Sixty one per cent of hedge funds in RBC Dexia Investor Services’ latest survey believe greater governance of alternative investments could result in an increased allocation to the sector, with a significant number of alternative fund launches, both on and offshore, expected in the coming months.
The poll defined governance as including structure, independent valuation, transparency and third-party control.
Respondents were divided on the notion that increased regulation could affect asset allocation – just over half (52 per cent) either thought it had no impact (40 per cent) or had no opinion (12 per cent). However a significant minority (30 per cent) felt that greater regulation could lead to increased allocation in alternatives, while only 18 per cent thought it would result in a decrease in allocation to the alternatives market.
The influence of regulation on fund domicile is crucial for the largest investment managers and ongoing regulatory change is encouraging a growing number of managers to explore a wider range of domicile options than before. As many as 92 per cent of those with assets under management of more than USD 1bn agreed that regulatory influence was important in domicile selection, as compared with only 64 per cent of those who had funds below this threshold. Just under half of the respondents (49 per cent) were planning to launch new onshore funds with as many as 40 per cent planning to launch new funds in offshore centres.
Greater governance was seen as more important than regulation and respondents expect it to result in an increased allocation to alternatives. When asked how they would manage a requirement for greater governance, 40 per cent responded they would hire more staff. This is compared to the 35 per cent (mainly those with assets under management less than USD1bn) that would outsource. As with greater governance comes greater cost, the smaller players will likely investigate third-party outsource solutions to satisfy this market need.

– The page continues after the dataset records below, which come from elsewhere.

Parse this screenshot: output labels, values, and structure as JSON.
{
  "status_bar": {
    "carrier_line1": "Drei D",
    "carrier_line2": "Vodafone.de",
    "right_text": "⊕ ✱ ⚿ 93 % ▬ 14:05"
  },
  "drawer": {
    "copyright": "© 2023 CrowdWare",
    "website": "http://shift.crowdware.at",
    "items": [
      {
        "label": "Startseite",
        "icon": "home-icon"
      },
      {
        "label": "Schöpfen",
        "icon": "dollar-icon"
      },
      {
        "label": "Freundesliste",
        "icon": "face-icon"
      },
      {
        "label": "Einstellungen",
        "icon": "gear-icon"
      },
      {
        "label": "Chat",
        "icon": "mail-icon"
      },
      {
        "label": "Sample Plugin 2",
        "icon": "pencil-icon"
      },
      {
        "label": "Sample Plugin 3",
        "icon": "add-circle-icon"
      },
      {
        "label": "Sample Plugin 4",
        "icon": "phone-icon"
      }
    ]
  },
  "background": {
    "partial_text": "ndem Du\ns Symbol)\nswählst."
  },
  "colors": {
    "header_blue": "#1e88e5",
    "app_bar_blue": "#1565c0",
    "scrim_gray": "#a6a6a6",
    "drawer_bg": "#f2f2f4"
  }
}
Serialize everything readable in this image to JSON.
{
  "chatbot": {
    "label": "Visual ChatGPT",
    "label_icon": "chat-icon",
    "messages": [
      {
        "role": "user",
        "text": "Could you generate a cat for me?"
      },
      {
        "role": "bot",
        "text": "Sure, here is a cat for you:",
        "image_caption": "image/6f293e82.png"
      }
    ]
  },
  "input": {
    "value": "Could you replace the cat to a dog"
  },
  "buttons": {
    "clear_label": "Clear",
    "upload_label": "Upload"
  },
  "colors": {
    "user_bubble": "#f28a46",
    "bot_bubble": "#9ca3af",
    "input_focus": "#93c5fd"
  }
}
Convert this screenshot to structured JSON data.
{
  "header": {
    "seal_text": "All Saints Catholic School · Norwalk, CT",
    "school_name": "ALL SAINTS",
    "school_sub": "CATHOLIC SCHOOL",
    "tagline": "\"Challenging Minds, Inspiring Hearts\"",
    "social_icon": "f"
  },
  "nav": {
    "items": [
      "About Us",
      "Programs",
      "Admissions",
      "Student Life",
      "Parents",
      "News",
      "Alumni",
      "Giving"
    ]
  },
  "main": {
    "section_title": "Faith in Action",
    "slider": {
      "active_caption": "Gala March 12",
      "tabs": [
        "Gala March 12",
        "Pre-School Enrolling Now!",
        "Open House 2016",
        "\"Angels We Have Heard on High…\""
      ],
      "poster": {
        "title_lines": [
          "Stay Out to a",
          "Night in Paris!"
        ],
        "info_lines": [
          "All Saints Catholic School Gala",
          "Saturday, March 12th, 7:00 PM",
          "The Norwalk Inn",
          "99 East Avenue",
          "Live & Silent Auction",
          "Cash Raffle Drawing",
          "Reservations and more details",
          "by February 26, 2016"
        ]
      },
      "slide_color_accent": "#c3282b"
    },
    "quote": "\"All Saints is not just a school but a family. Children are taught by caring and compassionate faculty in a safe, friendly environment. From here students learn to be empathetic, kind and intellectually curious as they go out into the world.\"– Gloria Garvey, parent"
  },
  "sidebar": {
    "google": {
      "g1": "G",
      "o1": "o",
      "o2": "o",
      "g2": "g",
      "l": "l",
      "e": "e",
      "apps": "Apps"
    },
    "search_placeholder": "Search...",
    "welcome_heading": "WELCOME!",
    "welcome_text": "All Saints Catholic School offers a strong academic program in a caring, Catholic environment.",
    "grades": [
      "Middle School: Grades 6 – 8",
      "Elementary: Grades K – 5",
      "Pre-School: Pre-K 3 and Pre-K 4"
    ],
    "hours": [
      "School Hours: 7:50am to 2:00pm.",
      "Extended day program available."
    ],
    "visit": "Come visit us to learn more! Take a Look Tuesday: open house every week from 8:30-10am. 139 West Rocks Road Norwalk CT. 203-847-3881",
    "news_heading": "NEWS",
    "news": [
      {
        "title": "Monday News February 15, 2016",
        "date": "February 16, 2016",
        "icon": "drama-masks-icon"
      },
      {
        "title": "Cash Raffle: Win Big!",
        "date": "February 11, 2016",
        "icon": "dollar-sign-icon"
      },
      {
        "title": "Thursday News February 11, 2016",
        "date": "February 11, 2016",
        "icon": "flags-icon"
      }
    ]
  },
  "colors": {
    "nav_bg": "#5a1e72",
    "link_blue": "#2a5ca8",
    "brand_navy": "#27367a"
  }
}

“The alternatives sector suffered during the recent turmoil, but our survey shows that good governance and more transparency will only increase the global appetite for these types of funds,” says Rob Wright (pictured), global head of product and client segments at RBC Dexia. “Use of a specialist service provider has gained recognition amongst hedge fund managers since the financial crisis. And it is clear that they are in a position to enable funds to develop and implement new structures in an efficient and cost-effective way.”
Other findings from the survey include that 60 per cent of respondents either ran or invested through managed accounts. When asked the main driver behind their managed accounts, the majority (47 per cent) mentioned liquidity. This appears to be a direct result of the recent financial crisis, as managed accounts offer greater flexibility for managers and investors in comparison with the wave of redemptions at the peak of the crisis.